Schallenbergs Tunnelblick
Während Kurz in einer Aussendung versicherte, er sei nicht der „Schattenkanzler“der Republik, bestätigte der neue Kanzler Schallenberg genau diesen Eindruck.
Nach den skandalösen Chats, die die türkise Erzählung konterkarieren, dass mit Sebastian Kurz ein neuer Stil, eine neue politische Kultur, eine Politik des Nichtanpatzens in die Innenpolitik eingezogen sei, in Kombination mit dem auch von den Landeshauptleuten herbeigeführten Rückzug des Bundeskanzlers, drängt sich unweigerlich die Frage auf: War’s das mit der türkisen ÖVP? Kehrt die Volkspartei zu ihrem schwarzen Markenkern zurück?
Hinweise hatte man sich vom ersten Auftritt des neuen Kanzlers erhofft, doch nach dem gestrigen Tag ist die Zukunft der machtbewussten Volkspartei ungewisser denn je. Während die Republik aus dem Gröbsten draußen ist, die Regierungskrise abgewendet wurde, weder Neuwahlen noch eine instabile Vier-Parteien-Regierung vor der Türe stehen, sieht es so aus, als ob die ÖVP in eine verfahrene Situation hineinschlittert – mit ungewissem Ausgang. Während Kurz in einer Aussendung beteuerte, er sei nicht der „Schattenkanzler“, bestätigt Schallenberg genau diesen Eindruck.
Dass Schallenberg mit Kurz eng zusammenarbeiten werde, wie er in seiner knapp fünfminütigen Rede ausführte, liegt auf der Hand. Ohne Zustimmung der türkisen Abgeordneten im Parlament ist er zur Untätigkeit verdammt. Dass der neue Kanzler die unerträgliche türkise Erzählung, an den Vorwürfen sei nichts dran, wiederholt, erweckt den Eindruck, dass Schallenberg im türkisen Tunnelblick gefangen ist und nicht verstanden hat, was seit Auftauchen der diversen Chats auf dem Spiel steht. Ein Rundruf unter den Landeshauptleuten oder an der Basis hätte dem Spitzendiplomaten die Augen geöffnet.

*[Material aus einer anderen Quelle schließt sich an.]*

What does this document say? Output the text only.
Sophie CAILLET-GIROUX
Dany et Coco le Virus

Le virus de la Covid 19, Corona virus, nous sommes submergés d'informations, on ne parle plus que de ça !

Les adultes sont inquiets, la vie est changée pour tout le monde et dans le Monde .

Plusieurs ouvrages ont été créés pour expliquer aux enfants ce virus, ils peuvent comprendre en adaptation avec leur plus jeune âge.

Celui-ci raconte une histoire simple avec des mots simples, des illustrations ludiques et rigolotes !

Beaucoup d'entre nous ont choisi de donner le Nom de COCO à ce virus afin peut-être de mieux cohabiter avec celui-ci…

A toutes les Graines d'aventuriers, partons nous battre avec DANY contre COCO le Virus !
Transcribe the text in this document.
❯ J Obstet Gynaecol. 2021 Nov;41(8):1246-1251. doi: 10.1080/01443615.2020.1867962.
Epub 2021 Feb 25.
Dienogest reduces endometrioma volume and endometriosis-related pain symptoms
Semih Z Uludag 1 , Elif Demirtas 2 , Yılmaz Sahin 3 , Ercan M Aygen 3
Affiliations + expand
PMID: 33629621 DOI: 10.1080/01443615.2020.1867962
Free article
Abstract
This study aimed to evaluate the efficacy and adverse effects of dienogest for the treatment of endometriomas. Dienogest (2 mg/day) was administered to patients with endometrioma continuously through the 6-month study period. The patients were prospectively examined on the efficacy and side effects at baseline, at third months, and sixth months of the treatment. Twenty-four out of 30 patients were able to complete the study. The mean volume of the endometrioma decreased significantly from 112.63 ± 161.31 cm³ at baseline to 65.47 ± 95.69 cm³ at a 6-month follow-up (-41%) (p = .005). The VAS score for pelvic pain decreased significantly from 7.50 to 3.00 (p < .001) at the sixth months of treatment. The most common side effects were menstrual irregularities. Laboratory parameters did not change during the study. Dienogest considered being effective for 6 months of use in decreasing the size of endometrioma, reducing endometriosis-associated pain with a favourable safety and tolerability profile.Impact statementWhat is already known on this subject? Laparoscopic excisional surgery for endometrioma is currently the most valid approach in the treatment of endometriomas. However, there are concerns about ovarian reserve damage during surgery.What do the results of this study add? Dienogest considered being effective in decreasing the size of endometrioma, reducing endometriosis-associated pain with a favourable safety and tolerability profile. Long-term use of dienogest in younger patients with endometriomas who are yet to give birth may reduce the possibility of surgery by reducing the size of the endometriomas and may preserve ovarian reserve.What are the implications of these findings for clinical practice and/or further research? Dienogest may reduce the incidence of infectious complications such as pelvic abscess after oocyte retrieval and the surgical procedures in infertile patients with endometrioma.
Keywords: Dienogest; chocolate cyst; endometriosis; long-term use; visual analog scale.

Ein Neustart sieht anders aus. Warum sich Schallenberg nicht zumindest rhetorisch aus der türkisen Umklammerung gelöst und Schattierungen, Nuancierungen in seiner Rede geboten hat, bleibt ein Rätsel. So gesehen bestätigt Schallenberg die Einschätzung eines hochrangigen Kabinettsmitarbeiters, es hätten sich „die Positionen geändert, aber nicht die Hierarchien“. Will Vizekanzler Werner Kogler etwas mit dem Koalitionspartner aushandeln oder benötigt ein türkiser Minister die Zustimmung des Chefs, sind sie gut beraten, sich gleich an Klubobmann Kurz zu wenden, statt den Umweg über Schallenberg zu nehmen. Seit gestern wird das ÖVP-Regierungsteam von einer ungleichen Doppelspitze regiert. he die gute alte Zeit beschworen wird, sei daran erinnert, dass die schwarze ÖVP nach dem Abgang von Wolfgang Schüssel bei Wahlen einen Flop nach dem anderen landete, Molterer, Pröll, Spindelegger, Mitterlehner als Steigbügelhalter von roten Kanzlern verspottet wurden. Nostalgiker mögen sich das ewige Herumnörgeln von Landes- und Bündechefs über falsche, schwache, unfähige Parteichefs ins Gedächtnis rufen. Erst Kurz hat der ÖVP wieder zu ungeahnten Höhenflügen verholfen. Darin liegt die Tragödie der neuen ÖVP-Führung.